The crowd was on its feet and cheering Dec. 7 when Landon Towne, an eighth grader on the McCook Junior High wrestling team, allowed Brady Lewis, a seventh grade wrestler with special needs at Cambridge to pin him and win the match. It was Towne's first loss of the season.
"It was so amazing, he was so happy," Towne said. "I felt so good about it."
And others did, too. "I thought, oh my gosh, he's going to let him win. And chills went down my spine," said Jason Benson, Cambridge's assistant wrestling coach who was at the meet. "Brady was smiling from ear to ear. It was just amazing. Landon showed everyone that's it's okay to take a loss for sportsmanship and it takes someone with a big heart to do that."
Brady's mom, Michelle Lewis, was also at the meet and said her son was ecstatic about the win. "I was bawling, it was heartwarming to see," she said, adding that the coach and kids at Cambridge have always been protective of her son.
Brady was getting frustrated as he wasn't getting any mat time at the meets, but being pinned within seconds, said Coach Benson.
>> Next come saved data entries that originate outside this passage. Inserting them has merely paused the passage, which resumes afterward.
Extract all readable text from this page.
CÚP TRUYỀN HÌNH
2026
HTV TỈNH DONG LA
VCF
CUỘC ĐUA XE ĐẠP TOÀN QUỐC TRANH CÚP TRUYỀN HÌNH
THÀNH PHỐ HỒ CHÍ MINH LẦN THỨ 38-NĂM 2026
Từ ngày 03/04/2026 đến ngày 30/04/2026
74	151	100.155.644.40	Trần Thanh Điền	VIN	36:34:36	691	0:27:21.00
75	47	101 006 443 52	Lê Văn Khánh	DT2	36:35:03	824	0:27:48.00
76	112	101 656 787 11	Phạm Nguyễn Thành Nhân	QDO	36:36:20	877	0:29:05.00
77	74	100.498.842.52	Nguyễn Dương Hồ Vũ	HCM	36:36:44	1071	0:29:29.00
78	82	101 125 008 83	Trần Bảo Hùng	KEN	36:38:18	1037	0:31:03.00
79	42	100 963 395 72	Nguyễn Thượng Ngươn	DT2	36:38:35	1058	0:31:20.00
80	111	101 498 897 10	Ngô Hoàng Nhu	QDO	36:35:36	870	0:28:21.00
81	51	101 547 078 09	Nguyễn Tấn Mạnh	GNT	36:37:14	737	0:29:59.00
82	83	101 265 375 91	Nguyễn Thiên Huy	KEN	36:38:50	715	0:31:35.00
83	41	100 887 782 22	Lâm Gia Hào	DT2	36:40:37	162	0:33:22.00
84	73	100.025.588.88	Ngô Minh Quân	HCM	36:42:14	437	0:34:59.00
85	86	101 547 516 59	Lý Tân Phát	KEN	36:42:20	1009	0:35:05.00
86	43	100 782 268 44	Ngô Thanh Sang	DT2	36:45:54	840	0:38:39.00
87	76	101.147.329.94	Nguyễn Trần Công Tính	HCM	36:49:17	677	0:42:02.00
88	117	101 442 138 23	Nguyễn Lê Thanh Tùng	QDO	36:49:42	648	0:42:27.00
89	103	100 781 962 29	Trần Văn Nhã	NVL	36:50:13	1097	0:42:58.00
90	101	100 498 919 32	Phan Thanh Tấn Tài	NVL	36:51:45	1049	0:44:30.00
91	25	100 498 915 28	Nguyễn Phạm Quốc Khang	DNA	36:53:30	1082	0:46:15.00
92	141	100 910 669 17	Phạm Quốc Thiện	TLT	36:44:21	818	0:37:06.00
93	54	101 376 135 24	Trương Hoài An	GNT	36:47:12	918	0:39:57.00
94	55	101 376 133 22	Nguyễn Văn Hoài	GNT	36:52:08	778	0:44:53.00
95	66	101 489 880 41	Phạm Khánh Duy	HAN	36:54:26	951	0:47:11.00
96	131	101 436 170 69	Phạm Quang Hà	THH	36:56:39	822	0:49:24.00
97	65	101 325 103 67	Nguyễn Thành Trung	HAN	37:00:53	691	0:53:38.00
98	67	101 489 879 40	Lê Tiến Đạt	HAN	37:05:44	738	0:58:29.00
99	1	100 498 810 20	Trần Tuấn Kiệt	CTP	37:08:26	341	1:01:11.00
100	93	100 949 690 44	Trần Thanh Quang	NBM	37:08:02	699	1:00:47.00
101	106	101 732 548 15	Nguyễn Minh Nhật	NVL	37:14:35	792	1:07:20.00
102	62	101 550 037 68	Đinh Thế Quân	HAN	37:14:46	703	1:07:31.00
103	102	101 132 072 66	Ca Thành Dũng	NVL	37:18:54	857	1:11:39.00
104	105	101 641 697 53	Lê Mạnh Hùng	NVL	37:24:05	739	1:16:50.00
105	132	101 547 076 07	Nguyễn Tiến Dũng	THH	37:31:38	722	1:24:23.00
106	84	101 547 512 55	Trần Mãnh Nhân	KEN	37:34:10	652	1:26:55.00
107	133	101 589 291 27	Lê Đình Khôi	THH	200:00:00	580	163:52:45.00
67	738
So he asked Towne before the meet that he didn't care if he won, but just to give him a little time to wrestle.
Towne gave him mat time, and more. "I made him work for it a little, he took me down the first two times. Then in the third period, I could tell he was trying to do a half nelson so I went with it and let him pin me. It felt good to let him win, I was tearing up a little," he said.
Other wrestlers then followed suit, with Lewis winning two other matches, against Dakota Coppedge of Southern Valley, who told Benson it was time for Lewis to get first place, and fellow Cambridge wrester, Brandon Horwart.
"It was a powerful moment, what Landon did," said McCook wrestling coach, Richard Smock. As the meet wasn't that big, the loss won't count too much against his record, he said, but "That loss on his record is more of an accomplishment."
Towne couldn't agree more and said it was more about motivating Brady than anything else.
"I love everything about the sport of wrestling and now he'll be excited to wrestle, instead of thinking he's going to be beat every time," he said.
And as far as his record goes, "I don't care if it counts or not. It's the best loss I'm most proud of."